Programming: Its all about the attitude

CEO David Barrett wrote an excellent post a few months ago about their hiring practices.

While a lot of the article focuses on .NET programming (and has a lot of great points), there’s one excerpt that I was cheering as I read it…

See, experience is cheap.  All it takes is time.  Skill is harder, but really only requires hard work — a lot of people can get that.  But attitude.  You either have it, or you don’t.  The right sort of person is so passionate about coding, they can’t be stopped from doing it.  They typically started before high school — sometimes before middle school — and never looked back.  They write everything from assembly to jQuery, on PCs to mobile phones, doing hard core computer graphics to high level social networking.  They’ve tried everything.

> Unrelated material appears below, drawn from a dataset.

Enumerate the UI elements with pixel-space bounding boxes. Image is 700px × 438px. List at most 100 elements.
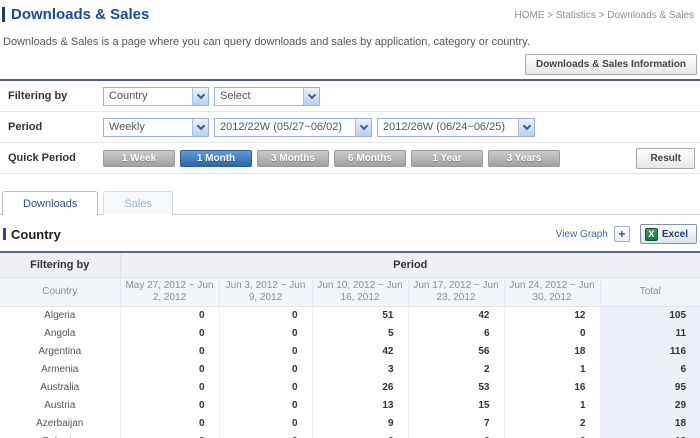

You know you’ve worked with someone who just doesn’t have that go-gettem-tiger attitude about their coding. I’m sure you know some high-functioning, well-pedigreed programmers who went into the business because its consistently one of the highest paid bachelor’s degrees available. You probably know another person who started out with that attitude, but over time it was mollified by lush pay and the bureaucracy that surrounded their work.

I hope you’re the type of coder that sees a goal, and attacks it like a monkey on a cupcake. (Dog with a bone works better, but the monkey analogy made me chuckle a bit…) These are the type of coders I also hope you’re fortunate enough to surround yourself with!

This is part of what I like about open source. It keeps you sharp, keeps you learning. It has a plethora of coders with the right attitude.  The only ones who make it in open source are the ones with the unstoppable attitude, which is the attitude to accomplish your goal no matter what stands in your way.

One Comment

  • Gavin

    Nice post. I like to think I’m that kind of coder. My current problem, however, is that I rarely FINISH my projects. I understand that it’s a problem, and I’m trying to improve on it. It’s just that nearly all programming projects take much longer than one initially expects them to take.